Hated by Castro for those reasons — is a hero to free people everywhere.
If Castro is “progress” then may we never have “progress”.
I wish we didn’t have any career senators, as they start looking at politics and power as a career instead of the job just a temporary service to their country as it was meant. “We wouldnt be in the shape were in right now.”
Somehow I think old Jesse wouldn’t give a rat’s rear end about what Cuban Communists think of him.
If it was meant to be that way it would have been put in the Constitution. The founding fathers knew what they were doing. Today’s voters do not.
There's a lot of stuff that was clearly meant to be by the Founding Fathers who trusted that they didn't need to be so explicit in the Constitution.
Take the monopolies of copyrights and patents. Madison considered them a necessary evil and tried to persuade Jefferson (who was against them) that they wouldn't be abused, "Is there not also infinitely less danger of this abuse in our governments than in most others? ... Monopolies are sacrifices of the many to the few. ... Where the power, as with us, is in the many not in the few, the danger can not be very great that the few will be thus favored."
Then look at copyrights and patents today, completely NOT what it was meant to be, as the "few" are extremely favored at the expense of the "many." Had the founders been prescient enough, I am sure the Copyright Clause would have been worded differently to prevent today's situation.

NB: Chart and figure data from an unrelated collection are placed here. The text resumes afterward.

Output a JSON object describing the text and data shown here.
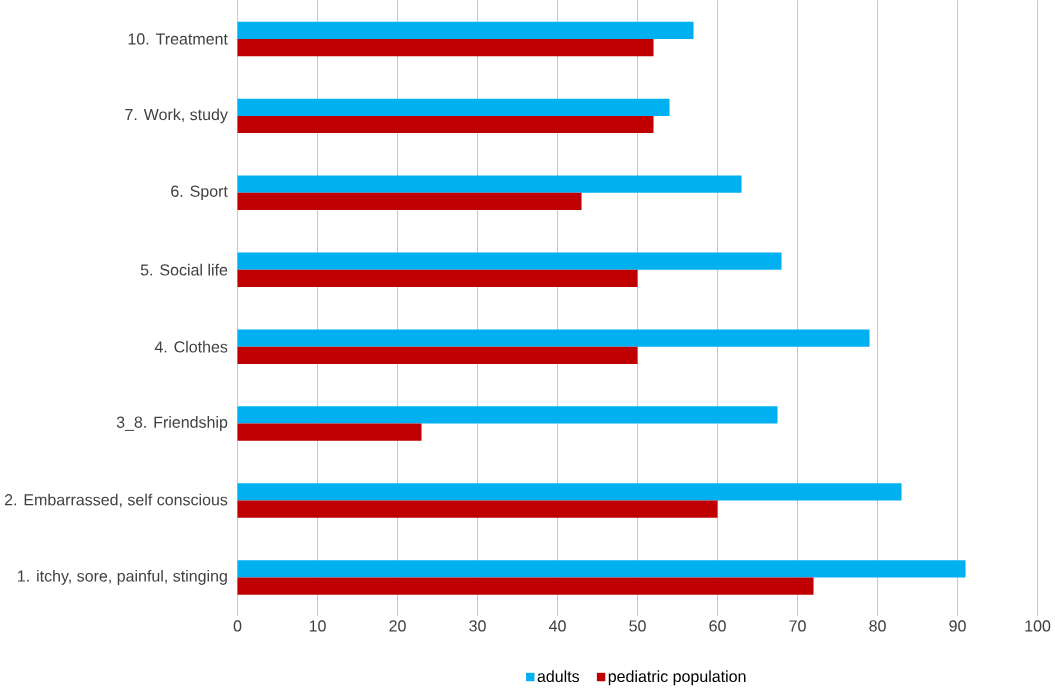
{
  "chart_data": {
    "type": "bar",
    "orientation": "horizontal",
    "categories": [
      "10. Treatment",
      "7. Work, study",
      "6. Sport",
      "5. Social life",
      "4. Clothes",
      "3_8. Friendship",
      "2. Embarrassed, self conscious",
      "1. itchy, sore, painful, stinging"
    ],
    "series": [
      {
        "name": "adults",
        "color": "#00b0f0",
        "values": [
          57,
          54,
          63,
          68,
          79,
          67.5,
          83,
          91
        ]
      },
      {
        "name": "pediatric population",
        "color": "#c00000",
        "values": [
          52,
          52,
          43,
          50,
          50,
          23,
          60,
          72
        ]
      }
    ],
    "xlim": [
      0,
      100
    ],
    "xticks": [
      0,
      10,
      20,
      30,
      40,
      50,
      60,
      70,
      80,
      90,
      100
    ],
    "grid": "x",
    "legend": "bottom"
  }
}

But to the subject at hand:
"All [reforms] can be done peaceably, by the people confining their choice of Representatives and Senators to persons attached to republican government and the principles of 1776; not office-hunters, but farmers whose interests are entirely agricultural. Such men are the true representatives of the great American interest, and are alone to be relied on for expressing the proper American sentiments." --Thomas Jefferson to Arthur Campbell, 1797.Here was Jefferson's plan:
"I had proposed that they [senators] should hold their places for nine years and then go out (one third every three years) and be incapable forever of being re-elected to that house. My idea was that if they might be re-elected, they would be casting their eye forward to the period of election (however distant) and be currying favor with the electors and consequently dependent on them. My reason for fixing them in office for a term of years rather than for life was that they might have an idea that they were at a certain period to return into the mass of the people and become the governed instead of the governor, which might still keep alive that regard to the public good that otherwise they might perhaps be induced by their independence to forget." --Thomas Jefferson to Edmund Pendleton, 1776Career legislators were not the plan, and indeed considered dangerous.